Point mutations in DNA occur at a normal fixed rate. This is due to various things such as chemical reactions. This rate is increased by carcinogens and ionizing radiation. If a particular vital gene is mutated this may inactivate the gene or cause the gene to increase its activity (perhaps because it is resistant to degredation). The cell has an inbuilt machinery that repairs mistakes that are made when the cell replicates its DNA, if this machinery fails to perform its function, mutations accumulate. Process that result in increased mutation in these fashions cause cancer by mutageneisis. Another way of increasing the accumulation of mutations is by increasing cell turnover, this mitogenic effect is in part responsible for the `scar' cancers.
Abnormalities in the function of these genes, lead to the mutator phenotype or the replication error phenotype also termed microsattelite instability. These genes function is to notice errors in the replication of DNA and act to repair the damage. If they are defective, then damage accumulates. There are about six genes in this family, MSH1 (Hereditary non-polyposis coli, Lynch syndromes ), etc.
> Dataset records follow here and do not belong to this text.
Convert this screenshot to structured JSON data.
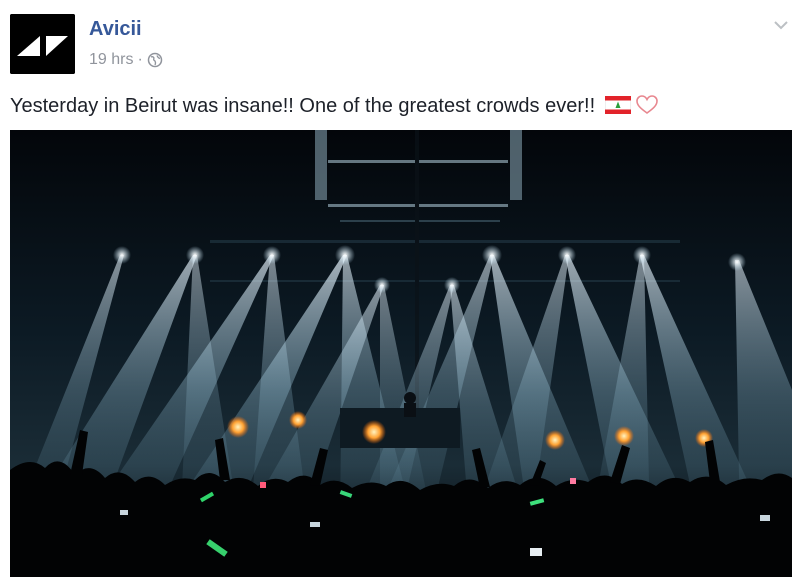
{
  "post": {
    "author": "Avicii",
    "time": "19 hrs",
    "separator": "·",
    "privacy_icon": "globe-icon",
    "options_icon": "chevron-down-icon",
    "message": "Yesterday in Beirut was insane!! One of the greatest crowds ever!!",
    "emojis": [
      "lebanon-flag-emoji",
      "heart-emoji"
    ],
    "photo_subject": "concert-stage-light-beams-crowd",
    "colors": {
      "link": "#365899",
      "meta": "#90949c",
      "text": "#1d2129"
    }
  }
}
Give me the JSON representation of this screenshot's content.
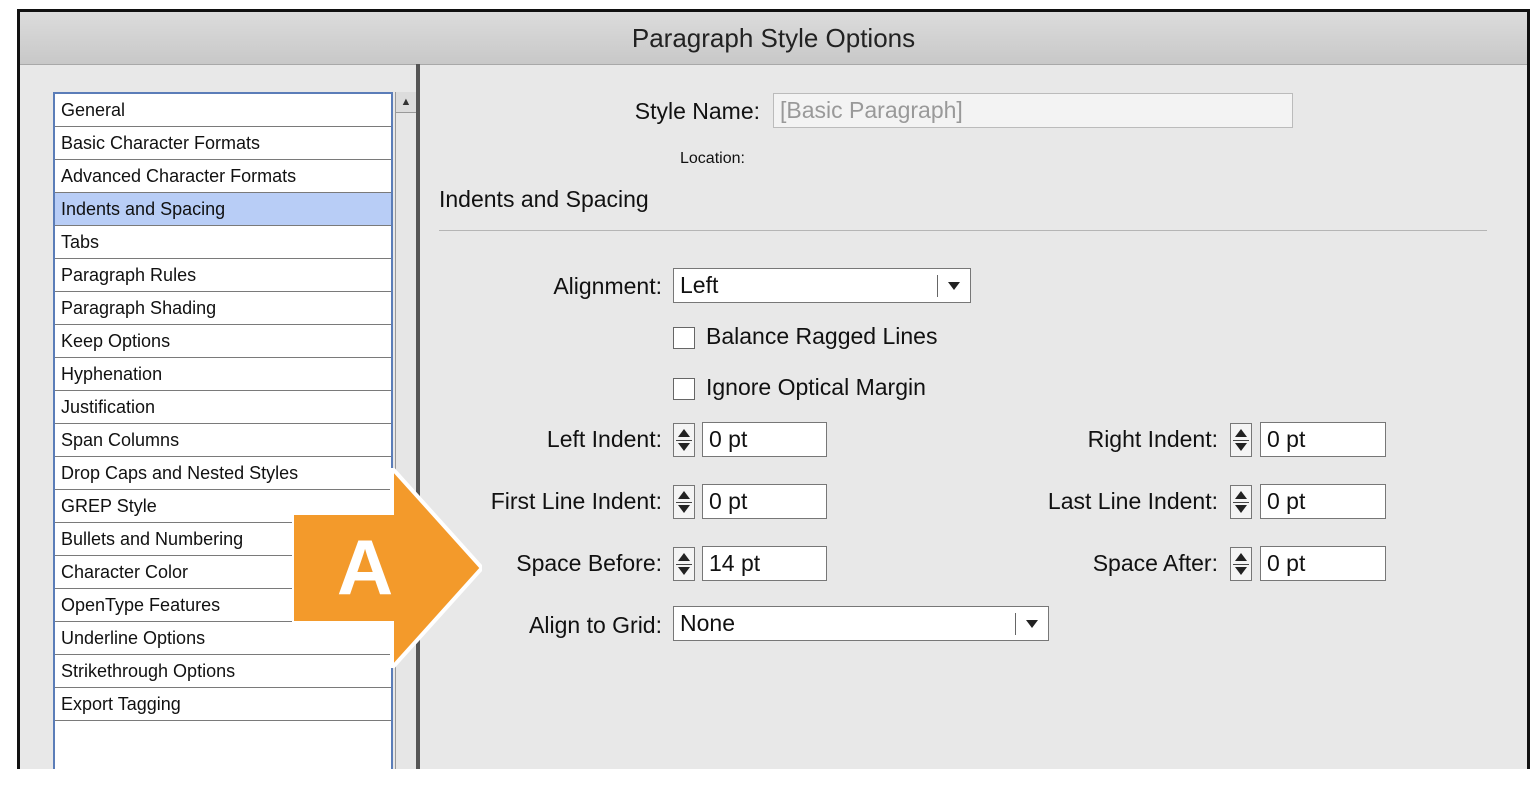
{
  "window": {
    "title": "Paragraph Style Options"
  },
  "sidebar": {
    "items": [
      {
        "label": "General",
        "selected": false
      },
      {
        "label": "Basic Character Formats",
        "selected": false
      },
      {
        "label": "Advanced Character Formats",
        "selected": false
      },
      {
        "label": "Indents and Spacing",
        "selected": true
      },
      {
        "label": "Tabs",
        "selected": false
      },
      {
        "label": "Paragraph Rules",
        "selected": false
      },
      {
        "label": "Paragraph Shading",
        "selected": false
      },
      {
        "label": "Keep Options",
        "selected": false
      },
      {
        "label": "Hyphenation",
        "selected": false
      },
      {
        "label": "Justification",
        "selected": false
      },
      {
        "label": "Span Columns",
        "selected": false
      },
      {
        "label": "Drop Caps and Nested Styles",
        "selected": false
      },
      {
        "label": "GREP Style",
        "selected": false
      },
      {
        "label": "Bullets and Numbering",
        "selected": false
      },
      {
        "label": "Character Color",
        "selected": false
      },
      {
        "label": "OpenType Features",
        "selected": false
      },
      {
        "label": "Underline Options",
        "selected": false
      },
      {
        "label": "Strikethrough Options",
        "selected": false
      },
      {
        "label": "Export Tagging",
        "selected": false
      }
    ]
  },
  "form": {
    "style_name_label": "Style Name:",
    "style_name_value": "[Basic Paragraph]",
    "location_label": "Location:",
    "section_title": "Indents and Spacing",
    "alignment_label": "Alignment:",
    "alignment_value": "Left",
    "balance_ragged_label": "Balance Ragged Lines",
    "balance_ragged_checked": false,
    "ignore_optical_label": "Ignore Optical Margin",
    "ignore_optical_checked": false,
    "left_indent_label": "Left Indent:",
    "left_indent_value": "0 pt",
    "right_indent_label": "Right Indent:",
    "right_indent_value": "0 pt",
    "first_line_indent_label": "First Line Indent:",
    "first_line_indent_value": "0 pt",
    "last_line_indent_label": "Last Line Indent:",
    "last_line_indent_value": "0 pt",
    "space_before_label": "Space Before:",
    "space_before_value": "14 pt",
    "space_after_label": "Space After:",
    "space_after_value": "0 pt",
    "align_to_grid_label": "Align to Grid:",
    "align_to_grid_value": "None"
  },
  "callout": {
    "letter": "A",
    "color": "#f39a2b"
  },
  "colors": {
    "selection": "#b8cdf6",
    "list_border": "#5b7db8"
  }
}
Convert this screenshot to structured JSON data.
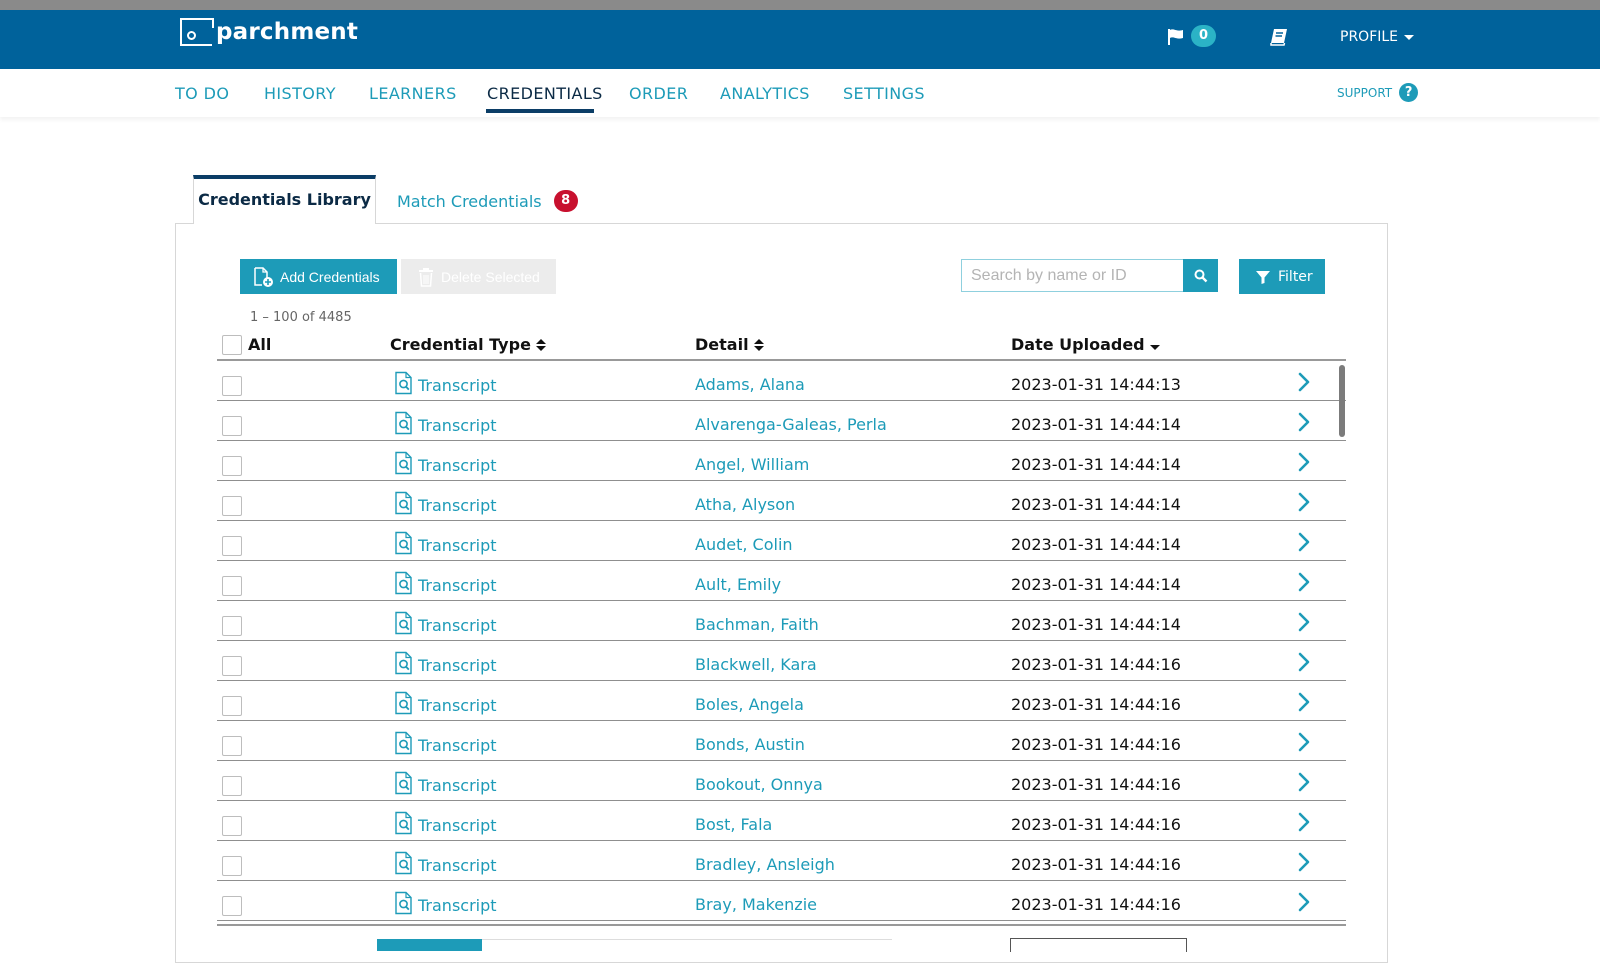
{
  "app": {
    "logo_text": "parchment",
    "notification_count": "0",
    "profile_label": "PROFILE"
  },
  "nav": {
    "items": [
      {
        "label": "TO DO"
      },
      {
        "label": "HISTORY"
      },
      {
        "label": "LEARNERS"
      },
      {
        "label": "CREDENTIALS",
        "active": true
      },
      {
        "label": "ORDER"
      },
      {
        "label": "ANALYTICS"
      },
      {
        "label": "SETTINGS"
      }
    ],
    "support_label": "SUPPORT",
    "support_icon_glyph": "?"
  },
  "tabs": {
    "library_label": "Credentials Library",
    "match_label": "Match Credentials",
    "match_count": "8"
  },
  "toolbar": {
    "add_label": "Add Credentials",
    "delete_label": "Delete Selected",
    "search_placeholder": "Search by name or ID",
    "filter_label": "Filter",
    "range_text": "1 – 100 of 4485"
  },
  "table": {
    "columns": {
      "all": "All",
      "credential_type": "Credential Type",
      "detail": "Detail",
      "date_uploaded": "Date Uploaded"
    },
    "rows": [
      {
        "type": "Transcript",
        "detail": "Adams, Alana",
        "date": "2023-01-31 14:44:13"
      },
      {
        "type": "Transcript",
        "detail": "Alvarenga-Galeas, Perla",
        "date": "2023-01-31 14:44:14"
      },
      {
        "type": "Transcript",
        "detail": "Angel, William",
        "date": "2023-01-31 14:44:14"
      },
      {
        "type": "Transcript",
        "detail": "Atha, Alyson",
        "date": "2023-01-31 14:44:14"
      },
      {
        "type": "Transcript",
        "detail": "Audet, Colin",
        "date": "2023-01-31 14:44:14"
      },
      {
        "type": "Transcript",
        "detail": "Ault, Emily",
        "date": "2023-01-31 14:44:14"
      },
      {
        "type": "Transcript",
        "detail": "Bachman, Faith",
        "date": "2023-01-31 14:44:14"
      },
      {
        "type": "Transcript",
        "detail": "Blackwell, Kara",
        "date": "2023-01-31 14:44:16"
      },
      {
        "type": "Transcript",
        "detail": "Boles, Angela",
        "date": "2023-01-31 14:44:16"
      },
      {
        "type": "Transcript",
        "detail": "Bonds, Austin",
        "date": "2023-01-31 14:44:16"
      },
      {
        "type": "Transcript",
        "detail": "Bookout, Onnya",
        "date": "2023-01-31 14:44:16"
      },
      {
        "type": "Transcript",
        "detail": "Bost, Fala",
        "date": "2023-01-31 14:44:16"
      },
      {
        "type": "Transcript",
        "detail": "Bradley, Ansleigh",
        "date": "2023-01-31 14:44:16"
      },
      {
        "type": "Transcript",
        "detail": "Bray, Makenzie",
        "date": "2023-01-31 14:44:16"
      }
    ]
  },
  "colors": {
    "header_bg": "#00629b",
    "accent": "#1d9bb8",
    "badge_red": "#c8102e",
    "nav_active": "#0b2a45"
  },
  "icons": {
    "flag": "flag-icon",
    "book": "book-icon",
    "add_doc": "add-document-icon",
    "trash": "trash-icon",
    "search": "search-icon",
    "filter": "filter-icon",
    "transcript": "document-search-icon",
    "chevron": "chevron-right-icon"
  }
}
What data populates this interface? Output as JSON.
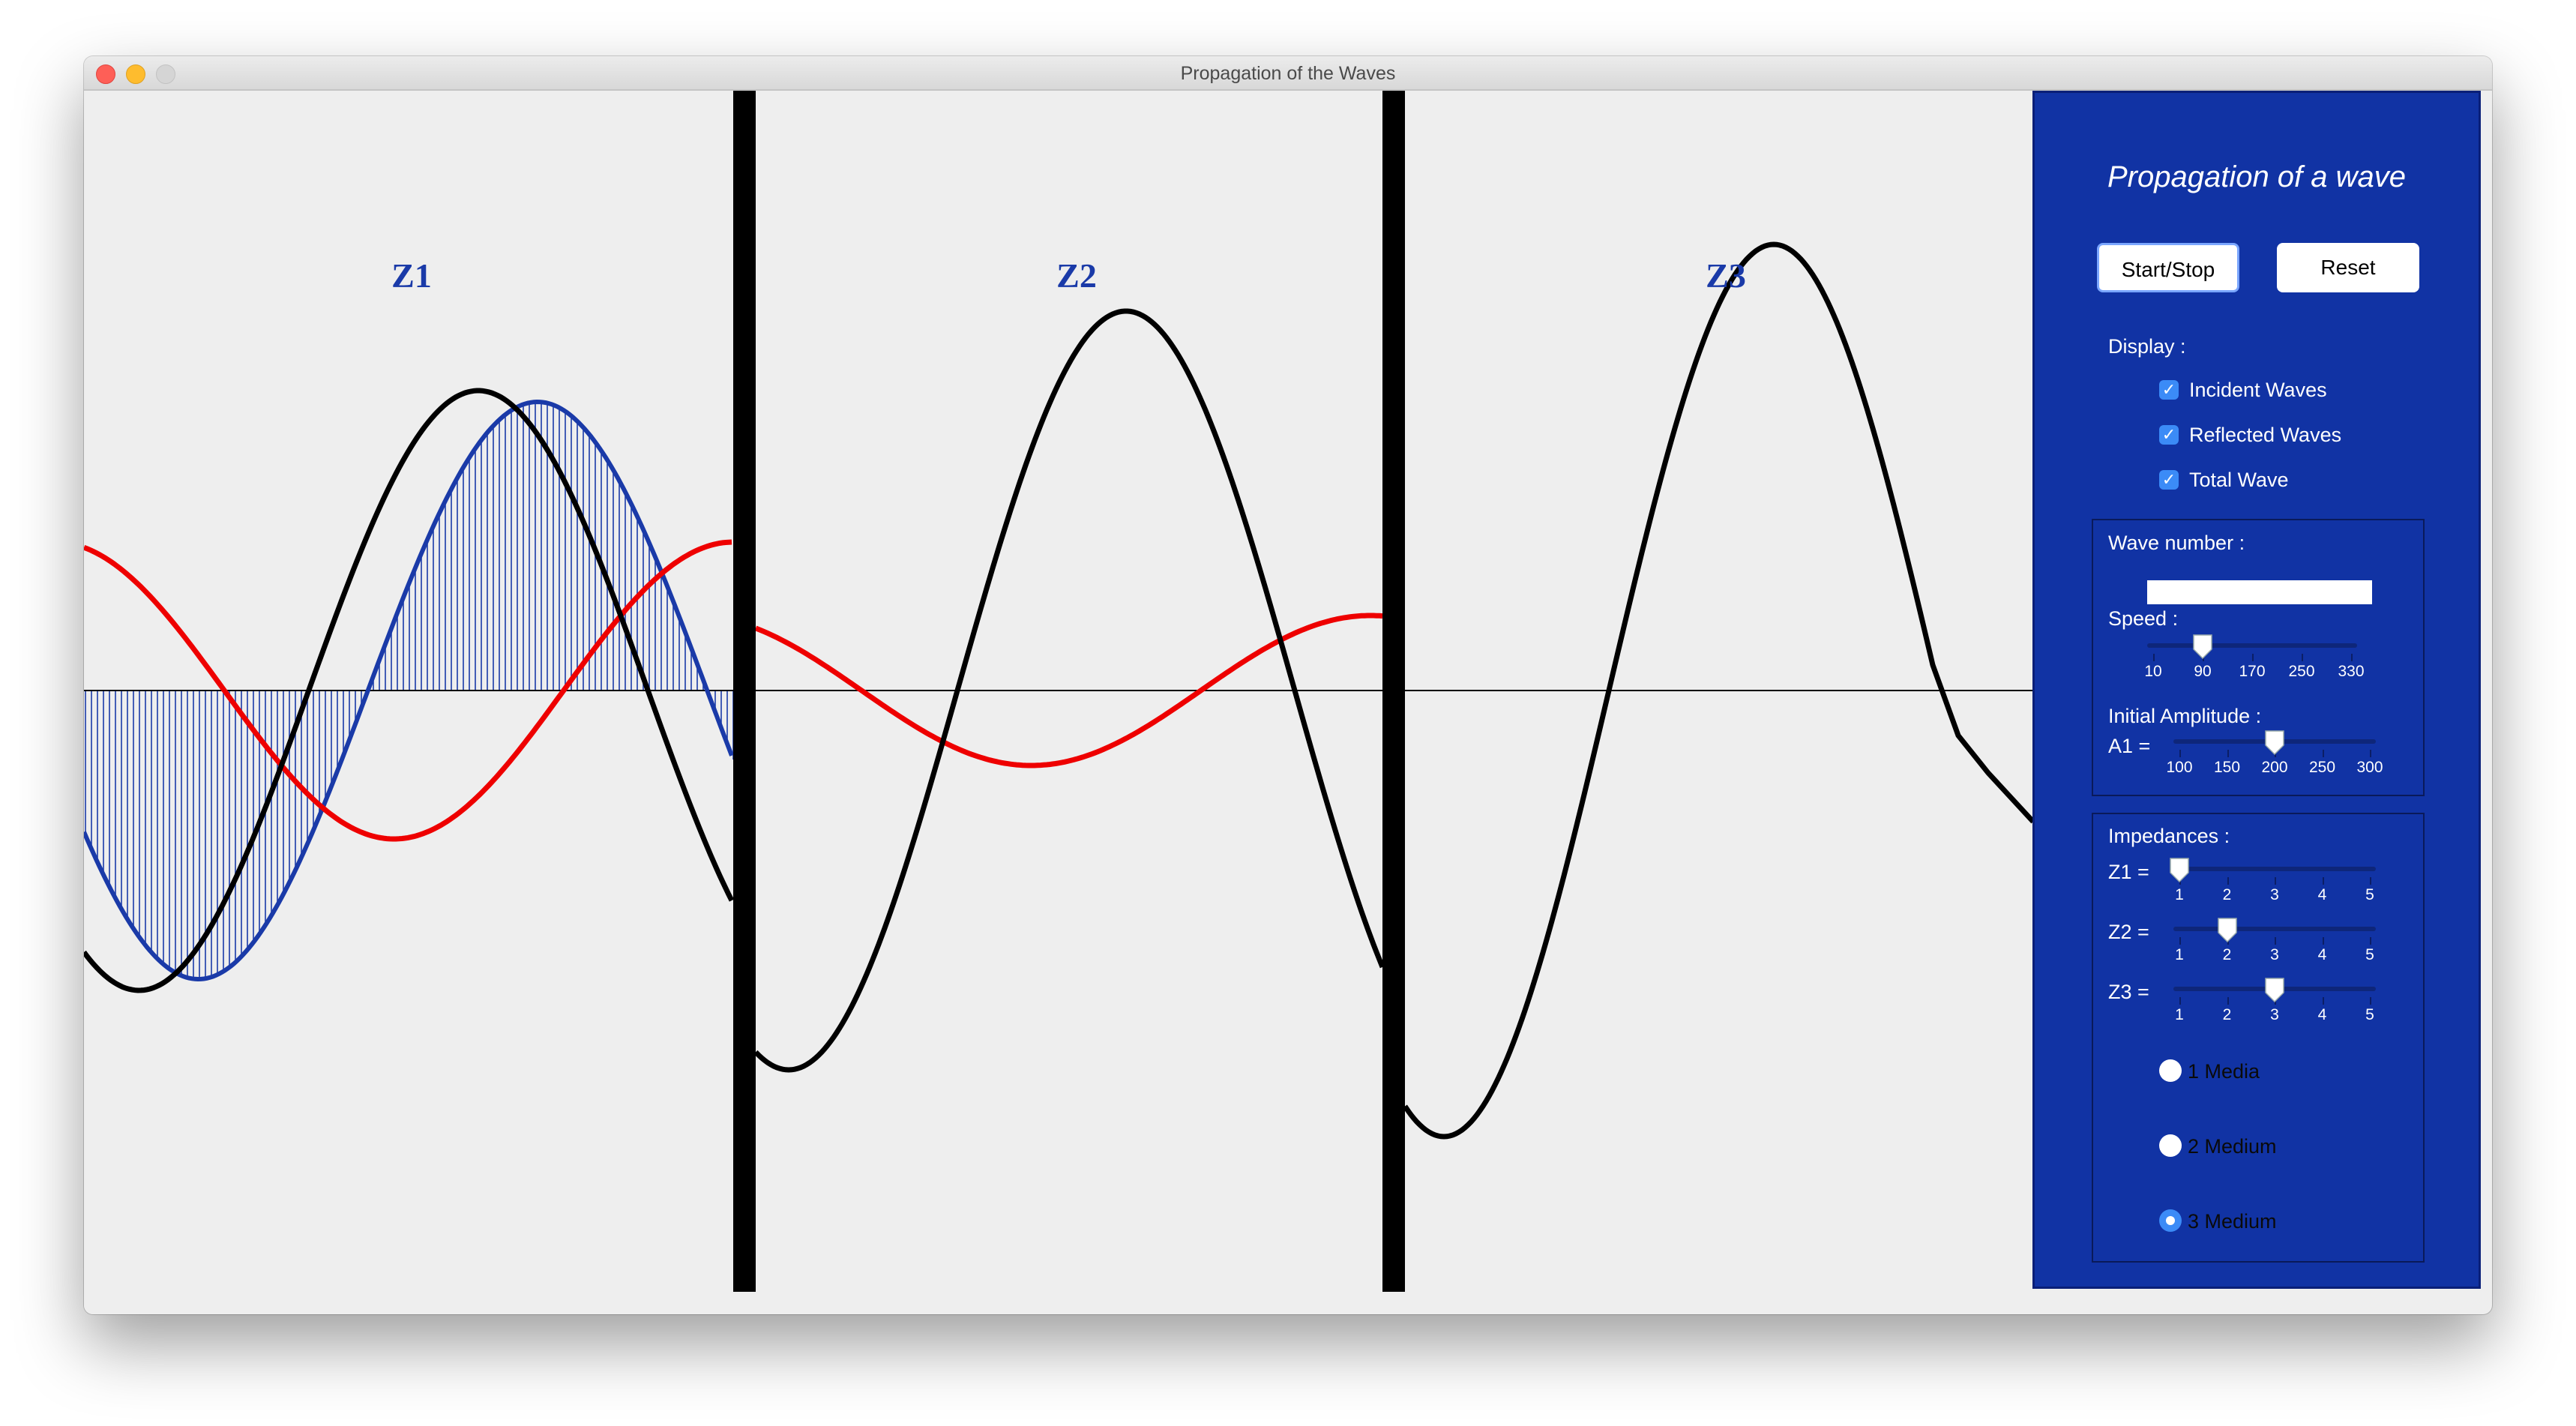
{
  "window": {
    "title": "Propagation of the Waves"
  },
  "canvas": {
    "zone_labels": [
      "Z1",
      "Z2",
      "Z3"
    ],
    "colors": {
      "incident": "#1a3aa8",
      "reflected": "#ee0000",
      "total": "#000000",
      "label": "#1a3aa8"
    }
  },
  "panel": {
    "title": "Propagation of a wave",
    "start_stop": "Start/Stop",
    "reset": "Reset",
    "display_label": "Display :",
    "checkboxes": [
      {
        "label": "Incident Waves",
        "checked": true
      },
      {
        "label": "Reflected Waves",
        "checked": true
      },
      {
        "label": "Total Wave",
        "checked": true
      }
    ],
    "wave_number_label": "Wave number :",
    "wave_number_value": "",
    "speed_label": "Speed :",
    "speed": {
      "ticks": [
        "10",
        "90",
        "170",
        "250",
        "330"
      ],
      "value": 90,
      "min": 10,
      "max": 330
    },
    "initial_amplitude_label": "Initial Amplitude :",
    "a1_label": "A1 =",
    "a1": {
      "ticks": [
        "100",
        "150",
        "200",
        "250",
        "300"
      ],
      "value": 200,
      "min": 100,
      "max": 300
    },
    "impedances_label": "Impedances :",
    "impedances": [
      {
        "label": "Z1 =",
        "value": 1,
        "ticks": [
          "1",
          "2",
          "3",
          "4",
          "5"
        ]
      },
      {
        "label": "Z2 =",
        "value": 2,
        "ticks": [
          "1",
          "2",
          "3",
          "4",
          "5"
        ]
      },
      {
        "label": "Z3 =",
        "value": 3,
        "ticks": [
          "1",
          "2",
          "3",
          "4",
          "5"
        ]
      }
    ],
    "media_options": [
      {
        "label": "1 Media",
        "selected": false
      },
      {
        "label": "2 Medium",
        "selected": false
      },
      {
        "label": "3 Medium",
        "selected": true
      }
    ]
  }
}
The function of these genes is poorly understood, but loss of their normal function leads to premature aging, cancers and impaired fertiliy. These genes include BLM (Bloom's syndrome), WRN (Werner's syndrome), RecQ4 (Rothmund-Thompson syndrome).
Methylation of DNA plays a role in tumorigenesis. The amount of methylation on promotor regions of the gene effects DNA activity. In addition methylation in the genes exons may result in subsequent mutation.